Which I belive means that a single line lambda is a different object type than multiline lambda?

Why?
July 16, 2015
On Thursday, 16 July 2015 at 09:49:03 UTC, Jarl André Hübenthal wrote:
> Why?

The syntax for delegate literals with braces is

> listenHTTP(settings, (req, res) {
> 	res.writeBody("Hello, World!");
> });


July 16, 2015
On Thursday, 16 July 2015 at 09:52:59 UTC, ponce wrote:
> On Thursday, 16 July 2015 at 09:49:03 UTC, Jarl André Hübenthal wrote:
>> Why?
>
> The syntax for delegate literals with braces is
>
>> listenHTTP(settings, (req, res) {
>> 	res.writeBody("Hello, World!");
>> });

Thanks. Those small details you forget to test before asking is a bit embarrassing. I blame Scala for it :) In Scala its (req,res) => { ... } consistently.
July 16, 2015
On Thursday, 16 July 2015 at 09:57:55 UTC, Jarl André Hübenthal wrote:
> On Thursday, 16 July 2015 at 09:52:59 UTC, ponce wrote:
>> On Thursday, 16 July 2015 at 09:49:03 UTC, Jarl André Hübenthal wrote:
>>> Why?
>>
>> The syntax for delegate literals with braces is
>>
>>> listenHTTP(settings, (req, res) {
>>> 	res.writeBody("Hello, World!");
>>> });
>
> Thanks. Those small details you forget to test before asking is a bit embarrassing. I blame Scala for it :) In Scala its (req,res) => { ... } consistently.

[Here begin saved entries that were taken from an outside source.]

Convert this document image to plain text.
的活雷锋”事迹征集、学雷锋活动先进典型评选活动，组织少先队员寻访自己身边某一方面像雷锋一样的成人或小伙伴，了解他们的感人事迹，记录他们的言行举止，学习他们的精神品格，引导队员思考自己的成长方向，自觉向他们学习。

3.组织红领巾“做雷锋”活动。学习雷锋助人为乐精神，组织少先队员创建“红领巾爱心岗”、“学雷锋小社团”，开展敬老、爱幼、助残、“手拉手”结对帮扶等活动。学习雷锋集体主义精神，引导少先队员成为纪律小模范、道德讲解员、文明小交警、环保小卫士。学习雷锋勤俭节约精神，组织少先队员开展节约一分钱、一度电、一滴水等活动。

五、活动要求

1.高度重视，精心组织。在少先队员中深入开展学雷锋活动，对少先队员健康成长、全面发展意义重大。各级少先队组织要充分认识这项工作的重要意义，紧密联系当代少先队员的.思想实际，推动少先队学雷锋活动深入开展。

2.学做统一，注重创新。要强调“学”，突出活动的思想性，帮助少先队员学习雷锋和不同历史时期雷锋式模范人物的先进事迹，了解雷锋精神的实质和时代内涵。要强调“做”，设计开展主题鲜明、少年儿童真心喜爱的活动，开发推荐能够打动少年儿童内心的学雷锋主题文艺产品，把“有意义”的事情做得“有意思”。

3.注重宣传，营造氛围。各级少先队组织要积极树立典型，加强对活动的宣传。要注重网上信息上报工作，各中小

The difference in D is that (req, res) => { ... } is still valid syntax, but it doesn't do what you'd expect. { /* some code */ } is a valid delegate literal in D, specifying a delegate literal that takes no arguments. Thus, (req, res) => { /* some code */ } actually creates a delegate literal than returns *another* delegate literal.